In the short term, we cannot afford the federal government we now have, and brutal cuts are inevitable, so the first question is whether we make the necessary reductions in the size and scope of government for ourselves—or take the stupid and cowardly route by waiting for a fiscal apocalypse to do the job for us. The second—and perhaps more important question—is whether Democrats and Republicans can possibly cooperate to do what must be done before it is done for us by the cruel and implacable logic of arithmetic.

Democrats, who fancy themselves the party of compassion, will certainly argue that every necessary budget cut is an act of violence against one group of victimized people or another and will refuse to work with Republicans to do what is necessary to avoid the default that is inevitable unless radical action is taken right now. Republicans will also be prone to try to protect their constituents from the harm that must surely follow the enormous benefit and program cuts that are now necessary, and it is likely they will make their last stand resisting the deep cuts to defense spending that will likely hollow out our military capabilities—and embolden our enemies.

None of this will be either easy or painless. However, in the final analysis, this is necessary surgery that will need to be done without the anesthesia of magical money printing and fantasy economic theories. Political cover will be scarce for both Democrats and Republicans when they are forced to take a fiscal chainsaw to the bloated and rotting body of our federal government, and the misery will certainly be shared by state and local governments who have long counted on their profligate Uncle Sam for ready cash to plug their own budgetary holes.

We will, of course, need an entirely new breed of political leadership to save us from ourselves because the gerontocracy now entrenched in our Executive, Legislative, and Judiciary branches of government is captive to the disaster they have created and the special interests that put them in their seats of power.

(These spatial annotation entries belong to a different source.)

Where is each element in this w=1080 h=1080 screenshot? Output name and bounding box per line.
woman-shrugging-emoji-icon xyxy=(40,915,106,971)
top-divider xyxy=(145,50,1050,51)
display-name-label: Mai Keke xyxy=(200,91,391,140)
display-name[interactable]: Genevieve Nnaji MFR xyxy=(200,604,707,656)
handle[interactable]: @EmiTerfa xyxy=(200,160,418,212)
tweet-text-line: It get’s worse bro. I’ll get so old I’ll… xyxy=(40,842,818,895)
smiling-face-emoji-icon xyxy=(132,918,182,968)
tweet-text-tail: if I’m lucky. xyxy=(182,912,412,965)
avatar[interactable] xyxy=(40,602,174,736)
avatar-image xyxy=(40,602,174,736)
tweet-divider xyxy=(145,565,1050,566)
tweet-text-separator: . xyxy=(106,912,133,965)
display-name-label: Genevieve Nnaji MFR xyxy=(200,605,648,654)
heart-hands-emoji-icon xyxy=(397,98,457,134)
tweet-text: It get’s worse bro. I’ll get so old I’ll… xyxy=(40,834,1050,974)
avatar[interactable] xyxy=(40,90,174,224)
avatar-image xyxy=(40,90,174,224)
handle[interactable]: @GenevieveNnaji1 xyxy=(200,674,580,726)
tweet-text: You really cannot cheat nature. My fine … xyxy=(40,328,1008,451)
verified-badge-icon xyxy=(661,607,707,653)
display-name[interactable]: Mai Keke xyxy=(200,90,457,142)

These are people who have built their careers and enriched themselves through the dysfunctional auspices of the irresponsible status quo they serve. Much like the Commissars of the old Soviet Union, their ideological blinkers render them incapable of the bold thinking that will very soon be necessary to save America. 

Because our election laws are designed to protect incumbents and punish outsiders, it is reasonable to question whether we can elect the leaders we will desperately need just a few years from now. It is also an open question whether our nation’s voters, long accustomed to money raining from the skies, will elect leaders who promise only a grim and difficult future for many.

My suspicion is that we are facing an ugly reckoning that will be made still more difficult by those who will seek their fame and fortunes by continuing to promise what we can no longer presume to deliver. Truth is never welcome when the truth is dismal, so the empty words of hucksters will still be welcomed by those who worship government spending the way that our ancestors once worshipped God. Understanding that humans will always crave an all-powerful protector, it is reasonable to assume that the reluctance to abandon the Temple of Easy Money will be an impediment to change.

Change, however, is coming: very, very big changes that will forever alter our country and irreversibly shrink the enormous footprint of government in our daily lives. Whether for good or ill, the door of one era of American governance—a stupendously profligate one—is rapidly closing, and a new dawn for our nation and people will soon be upon us.